Ao ouvir isso, Harry abaixou os olhos e murmurou:
- O senhor tem razão. Eu gostaria de ter ido... Mas por quê...?
- Foi difícil para mim, Harry, e eu fico imaginando o quanto seria para você...
- Eu não sou mais uma criança, professor! Ela era a minha avó, eu queria estar presente! Por que o senhor não me avisou?
- Eu sinto muito, Harry. Eu conversei com Sirius, e ele também achou melhor você não ir. Foi uma cerimônia muito dolorosa... E não seria mesmo bom para você. Nós vimos o quão triste você estava e ver aquilo só pioraria as coisas. Além disso, aquilo que foi enterrado não era Arabella, ela mesma está em outro lugar, ela está bem agora. Ela não virou um fantasma, isso quer dizer que ela acabou o que tinha para fazer aqui.
- Como assim? Algumas pessoas viram fantasmas e outras não?
- Os fantasmas, Harry, são pessoas que morreram sem terminarem o que vieram fazer nesse mundo. Eles têm assuntos inacabados e, por isso, não conseguem se libertar de seus vínculos materiais e continuam aqui. Quem cumpriu sua missão vai embora e foi isso que aconteceu com Arabella.
- Mesmo assim, eu ainda gostaria de tê-la visto pela última vez...
- O importante, Harry, é que você sempre a lembre com carinho. O resto não importa.
- Quem foi... lá?
- Eu, Sirius, Minerva... Hagrid também estava lá, assim como a Madame Hooch, nossa professora de vôo. Eles eram amigos de Arabella do tempo que estudaram em Hogwarts.
- Eu sei, ela contou isso na carta.
Dumbledore concordou e continuou:
- Além deles, estavam alguns amigos da época que Arabella trabalhava na luta contra Voldemort. Eu tentei contatar a sua tia, filha de Arabella, mas não consegui.

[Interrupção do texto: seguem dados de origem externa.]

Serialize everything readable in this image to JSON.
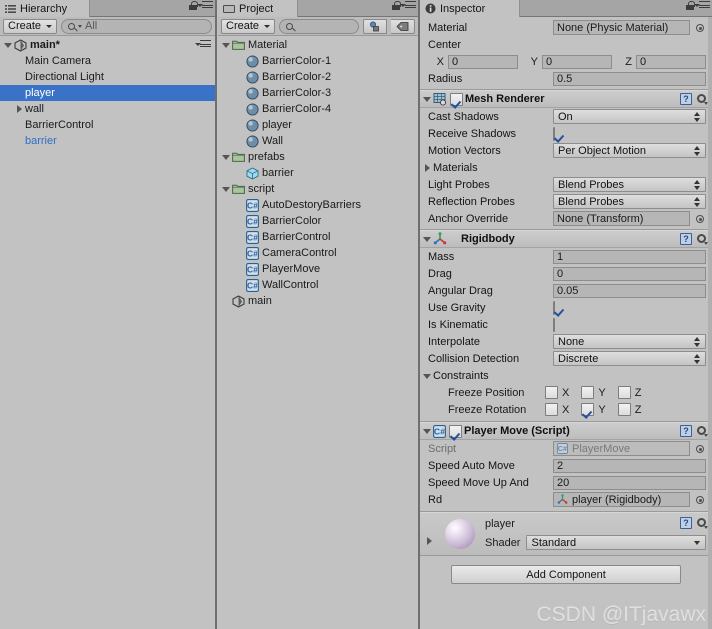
{
  "hierarchy": {
    "tab_label": "Hierarchy",
    "tab_icon": "hierarchy-icon",
    "create_label": "Create",
    "search_placeholder": "All",
    "root": {
      "label": "main*",
      "icon": "unity-scene-icon"
    },
    "items": [
      {
        "label": "Main Camera",
        "indent": 1,
        "arrow": "none",
        "selected": false,
        "prefab": false
      },
      {
        "label": "Directional Light",
        "indent": 1,
        "arrow": "none",
        "selected": false,
        "prefab": false
      },
      {
        "label": "player",
        "indent": 1,
        "arrow": "none",
        "selected": true,
        "prefab": false
      },
      {
        "label": "wall",
        "indent": 1,
        "arrow": "right",
        "selected": false,
        "prefab": false
      },
      {
        "label": "BarrierControl",
        "indent": 1,
        "arrow": "none",
        "selected": false,
        "prefab": false
      },
      {
        "label": "barrier",
        "indent": 1,
        "arrow": "none",
        "selected": false,
        "prefab": true
      }
    ]
  },
  "project": {
    "tab_label": "Project",
    "tab_icon": "project-folder-icon",
    "create_label": "Create",
    "search_placeholder": "",
    "filter_type_icon": "filter-by-type-icon",
    "filter_label_icon": "filter-by-label-icon",
    "items": [
      {
        "label": "Material",
        "indent": 0,
        "arrow": "down",
        "icon": "folder-icon"
      },
      {
        "label": "BarrierColor-1",
        "indent": 1,
        "arrow": "none",
        "icon": "material-icon"
      },
      {
        "label": "BarrierColor-2",
        "indent": 1,
        "arrow": "none",
        "icon": "material-icon"
      },
      {
        "label": "BarrierColor-3",
        "indent": 1,
        "arrow": "none",
        "icon": "material-icon"
      },
      {
        "label": "BarrierColor-4",
        "indent": 1,
        "arrow": "none",
        "icon": "material-icon"
      },
      {
        "label": "player",
        "indent": 1,
        "arrow": "none",
        "icon": "material-icon"
      },
      {
        "label": "Wall",
        "indent": 1,
        "arrow": "none",
        "icon": "material-icon"
      },
      {
        "label": "prefabs",
        "indent": 0,
        "arrow": "down",
        "icon": "folder-icon"
      },
      {
        "label": "barrier",
        "indent": 1,
        "arrow": "none",
        "icon": "prefab-cube-icon"
      },
      {
        "label": "script",
        "indent": 0,
        "arrow": "down",
        "icon": "folder-icon"
      },
      {
        "label": "AutoDestoryBarriers",
        "indent": 1,
        "arrow": "none",
        "icon": "csharp-script-icon"
      },
      {
        "label": "BarrierColor",
        "indent": 1,
        "arrow": "none",
        "icon": "csharp-script-icon"
      },
      {
        "label": "BarrierControl",
        "indent": 1,
        "arrow": "none",
        "icon": "csharp-script-icon"
      },
      {
        "label": "CameraControl",
        "indent": 1,
        "arrow": "none",
        "icon": "csharp-script-icon"
      },
      {
        "label": "PlayerMove",
        "indent": 1,
        "arrow": "none",
        "icon": "csharp-script-icon"
      },
      {
        "label": "WallControl",
        "indent": 1,
        "arrow": "none",
        "icon": "csharp-script-icon"
      },
      {
        "label": "main",
        "indent": 0,
        "arrow": "none",
        "icon": "unity-scene-icon"
      }
    ]
  },
  "inspector": {
    "tab_label": "Inspector",
    "tab_icon": "inspector-icon",
    "collider": {
      "material_label": "Material",
      "material_value": "None (Physic Material)",
      "center_label": "Center",
      "axes": [
        {
          "label": "X",
          "value": "0"
        },
        {
          "label": "Y",
          "value": "0"
        },
        {
          "label": "Z",
          "value": "0"
        }
      ],
      "radius_label": "Radius",
      "radius_value": "0.5"
    },
    "mesh_renderer": {
      "title": "Mesh Renderer",
      "enabled": true,
      "icon": "mesh-renderer-icon",
      "rows": [
        {
          "label": "Cast Shadows",
          "type": "popup",
          "value": "On"
        },
        {
          "label": "Receive Shadows",
          "type": "checkbox",
          "value": true
        },
        {
          "label": "Motion Vectors",
          "type": "popup",
          "value": "Per Object Motion"
        },
        {
          "label": "Materials",
          "type": "foldout",
          "value": ""
        },
        {
          "label": "Light Probes",
          "type": "popup",
          "value": "Blend Probes"
        },
        {
          "label": "Reflection Probes",
          "type": "popup",
          "value": "Blend Probes"
        },
        {
          "label": "Anchor Override",
          "type": "object",
          "value": "None (Transform)"
        }
      ]
    },
    "rigidbody": {
      "title": "Rigidbody",
      "icon": "rigidbody-icon",
      "rows": [
        {
          "label": "Mass",
          "type": "text",
          "value": "1"
        },
        {
          "label": "Drag",
          "type": "text",
          "value": "0"
        },
        {
          "label": "Angular Drag",
          "type": "text",
          "value": "0.05"
        },
        {
          "label": "Use Gravity",
          "type": "checkbox",
          "value": true
        },
        {
          "label": "Is Kinematic",
          "type": "checkbox",
          "value": false
        },
        {
          "label": "Interpolate",
          "type": "popup",
          "value": "None"
        },
        {
          "label": "Collision Detection",
          "type": "popup",
          "value": "Discrete"
        }
      ],
      "constraints_label": "Constraints",
      "freeze_position": {
        "label": "Freeze Position",
        "x": false,
        "y": false,
        "z": false
      },
      "freeze_rotation": {
        "label": "Freeze Rotation",
        "x": false,
        "y": true,
        "z": false
      }
    },
    "player_move": {
      "title": "Player Move (Script)",
      "enabled": true,
      "icon": "csharp-script-icon",
      "script_label": "Script",
      "script_value": "PlayerMove",
      "rows": [
        {
          "label": "Speed Auto Move",
          "type": "text",
          "value": "2"
        },
        {
          "label": "Speed Move Up And",
          "type": "text",
          "value": "20"
        },
        {
          "label": "Rd",
          "type": "object",
          "value": "player (Rigidbody)"
        }
      ]
    },
    "material_preview": {
      "name": "player",
      "shader_label": "Shader",
      "shader_value": "Standard"
    },
    "add_component_label": "Add Component"
  },
  "watermark": "CSDN @ITjavawx"
}
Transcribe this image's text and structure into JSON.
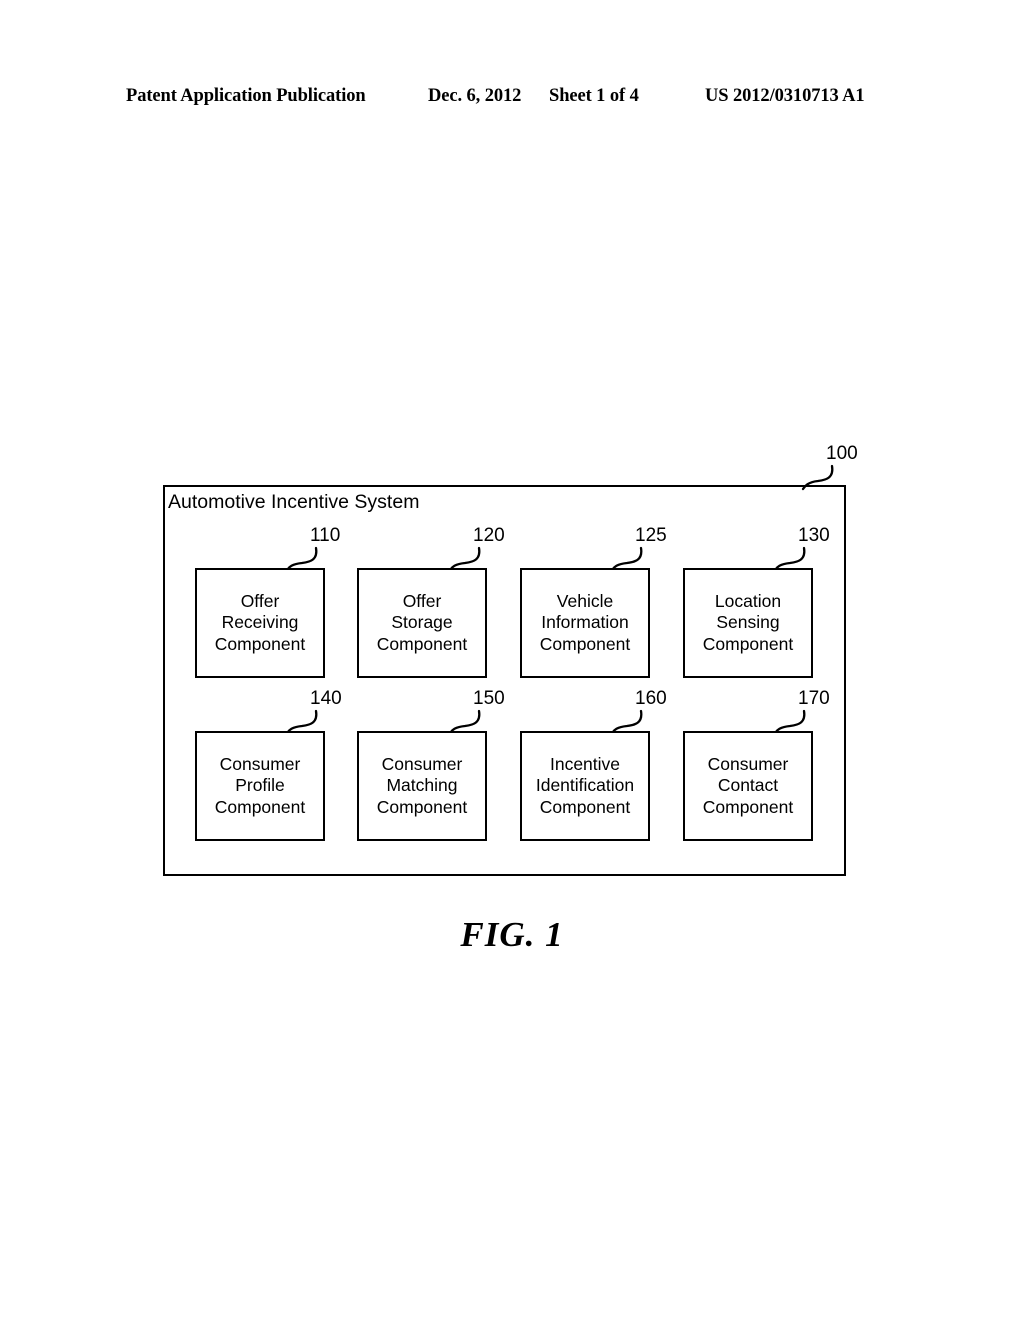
{
  "header": {
    "publication": "Patent Application Publication",
    "date": "Dec. 6, 2012",
    "sheet": "Sheet 1 of 4",
    "patent_number": "US 2012/0310713 A1"
  },
  "figure": {
    "caption": "FIG. 1",
    "system_ref": "100",
    "system_title": "Automotive Incentive System",
    "components": [
      {
        "ref": "110",
        "label": "Offer\nReceiving\nComponent"
      },
      {
        "ref": "120",
        "label": "Offer\nStorage\nComponent"
      },
      {
        "ref": "125",
        "label": "Vehicle\nInformation\nComponent"
      },
      {
        "ref": "130",
        "label": "Location\nSensing\nComponent"
      },
      {
        "ref": "140",
        "label": "Consumer\nProfile\nComponent"
      },
      {
        "ref": "150",
        "label": "Consumer\nMatching\nComponent"
      },
      {
        "ref": "160",
        "label": "Incentive\nIdentification\nComponent"
      },
      {
        "ref": "170",
        "label": "Consumer\nContact\nComponent"
      }
    ]
  },
  "colors": {
    "ink": "#000000",
    "paper": "#ffffff"
  }
}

- Do jeito que os Dursleys são, se eles ao menos viram uma coruja, saíram correndo, ou então a tia Petúnia deu uma vassourada no pobre animal...
- Pode ser... O caso é que eles ficaram sem saber, e ela é filha de Arabella...
- Eu conto para ela quando voltar para a casa deles... – Harry parou por um segundo e encarou o diretor. – Eu vou voltar para lá, não é? Quer dizer, era a minha avó que mantinha os feitiços protetores, não era?
- Sim. E você vai voltar para lá.
- Mas quem...?
- Eu já cuidei disso. Consegui outra maneira de proteger a casa de seus tios e talvez até melhor que a anterior, se bem que não terei mais ninguém que fique perto de você por lá... Mesmo assim, não haverá problemas.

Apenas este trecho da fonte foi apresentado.